Esplanade Palais de Tokyo & Mam - D'un côté le snack avec bouteille de rosé et places libres du Mam, de l'autre le Tokyo Eat restaurant d'été avec plaid et bonne cuisine. 
Style Art déco - 11 avenue du Président-Wilson et avenue de New-York - Jean-Claude Dondel, André Aubert, Paul Viard et Marcel Dastugue, 1934-1937 - Ce palais, destiné à abriter les musées d'art moderne de l'Etat et de la Ville, fourmille de raffinements académiques, un peu vieillis, mais agréables, comme la façon de compenser le biais de l'avenue du Président-Wilson par une demi-lune ou l'illusion de symétrie entre deux bâtiments d'importance différente. L'échappée sur la Seine peut être considérée comme une des qualités modernes de cette réalisation ; elle conserve, en tout cas, une séduction indémodable. La légèreté de la corniche et l'absence de frise ou d'attique l'accompagnant ajoutent une touche de modernité élégante qui épargne au bâtiment la lourde monumentalité des monuments publiques de l'époque. Mieux que le Palais de Chaillot, la palais de Tokyo illustre l'idée alors en vogue de la spécificité française d'une grâce souriante, dont le symbole est, pour Waldemar George, l'Ange de Reims. L'implantation de reliefs par Janniot hors de tout cadre et de toute fonction architecturale est franchement moderne. Et les alignements de colonnes, lisses, sans base ni chapiteau, évoquent les photographies de silos américains publiées par le Corbusier. 
Bas-reliefs - Alfred Janniot - Si le goût pour les volumes tend à le reléguer à quelques points privilégiés, tels les dessus de porte et les couronnements, le décor de ces deux décennies se caractérise surtout par son aplatissement. Les creux sont peu marqués, de manière à ne pas entamer la puissance du mur. Les formes se figent et se simplifient pour gagner en noblesse intemporelle. Les motifs s'étalent en tapisseries, sans vide ni illusion de profondeur afin de ne pas briser la géométrie de la façade. 

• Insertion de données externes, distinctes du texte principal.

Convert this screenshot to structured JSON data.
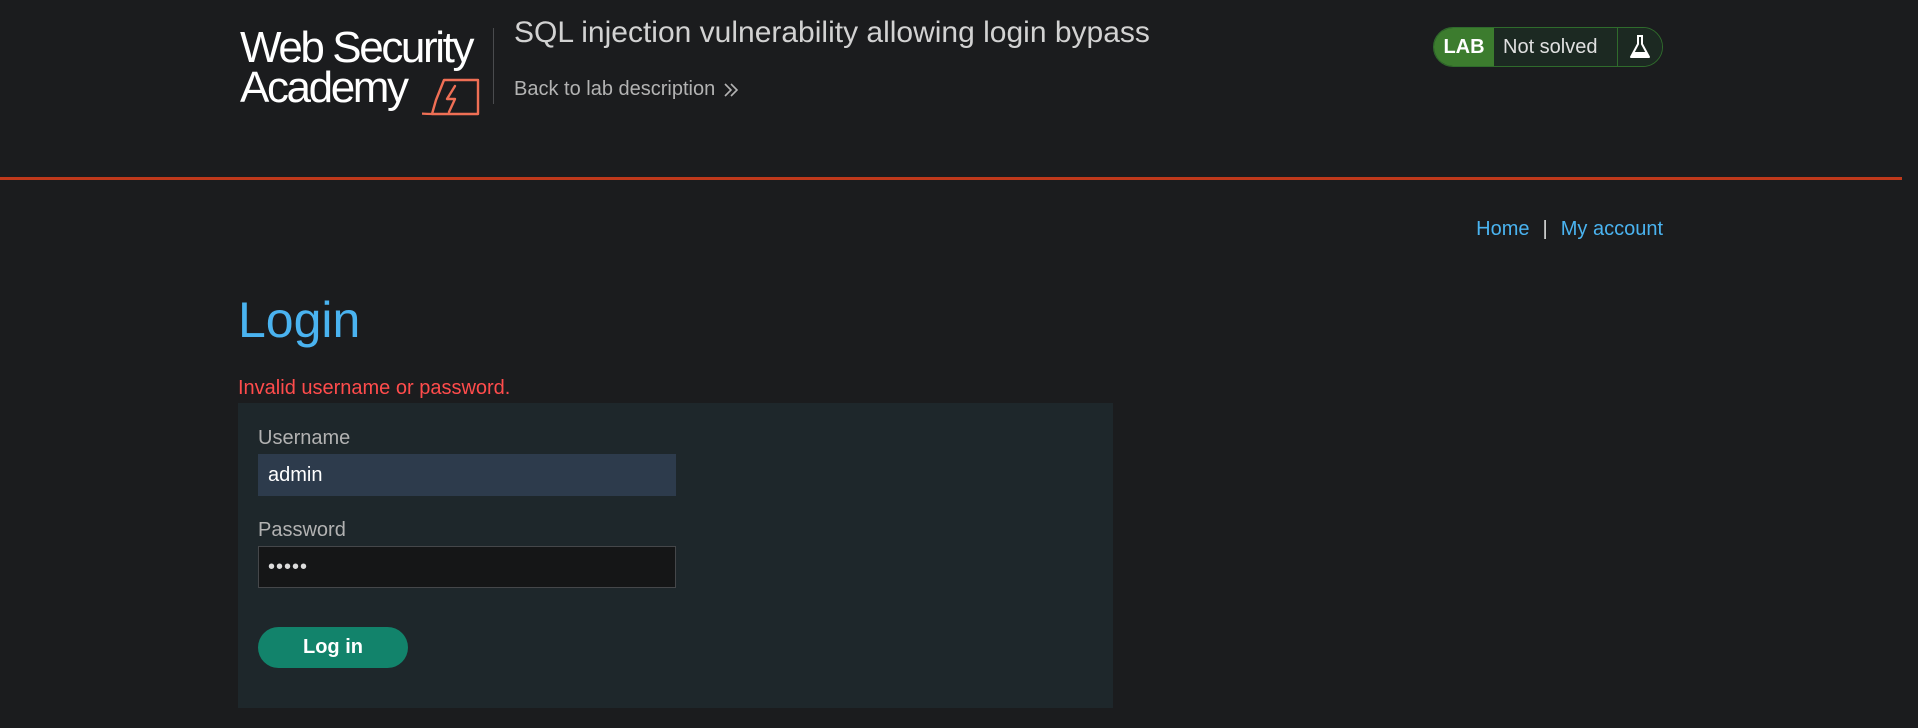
{
  "logo": {
    "line1": "Web Security",
    "line2": "Academy"
  },
  "header": {
    "lab_title": "SQL injection vulnerability allowing login bypass",
    "back_link": "Back to lab description"
  },
  "lab_status": {
    "badge": "LAB",
    "status": "Not solved"
  },
  "nav": {
    "home": "Home",
    "separator": "|",
    "my_account": "My account"
  },
  "main": {
    "title": "Login",
    "error": "Invalid username or password."
  },
  "form": {
    "username_label": "Username",
    "username_value": "admin",
    "password_label": "Password",
    "password_value": "•••••",
    "submit_label": "Log in"
  },
  "colors": {
    "background": "#1b1c1e",
    "header_rule": "#c0391b",
    "link": "#4ab3f0",
    "error": "#ff4c4c",
    "lab_badge": "#3c7c2e",
    "submit_button": "#12836b",
    "form_panel": "#1e272b"
  },
  "icons": {
    "logo_mark": "lightning-bolt-icon",
    "back_link": "double-chevron-right-icon",
    "lab_status": "flask-icon"
  }
}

Les décors floraux, si abondants à la Belle Epoque, restent dominants, mais sous une forme écrasée, qui devient vite un ponctif. Cet effet d'écrasement, également employé pour les figures animales ou humaines, peut être mise en parallèle avec les bois gravés qui illustrent souvent les livres de l'époque. Dans les bâtiments publics triomphe une image intemporelle de l'homme, où se mêlent souvenirs de l'Antiquité, revanche sur les souffrances de la Grande Guerre et aspiration à un avenir radieux pour l'humanité régénérée. 
Palais d'Iéna - Le palais d'Iéna est un bâtiment construit par l'architecte Auguste Perret en 1937. C’est le siège du Conseil économique, social et environnemental. 
Le palais d'Iéna est réalisé sur la colline du Quartier de Chaillot à l'occasion de l'Exposition spécialisée de 1937. Ce bâtiment doit recevoir un nouveau musée consacré aux travaux publics.
L'édifice est conçu par l'architecte Auguste Perret, qui avait alors perdu l'espoir de reconstruire le nouveau monument (palais de Chaillot) devant succéder au palais du Trocadéro, et édifié par la « Société des grands travaux en béton » des Frères Perret.
Bien que les travaux ne soient pas encore achevés, le Musée national des Travaux publics est inauguré en mars 1939 dans une première aile de l'édifice parallèle à l'avenue d'Iéna. La Seconde Guerre mondiale retarde l'avancement des travaux et la rotonde ne sera terminée qu'en 1943. Le palais d'Iéna abrite une salle de conférences de trois cents places couverte d'une double coupole. Le hall présente un monumental escalier suspendu en fer à cheval.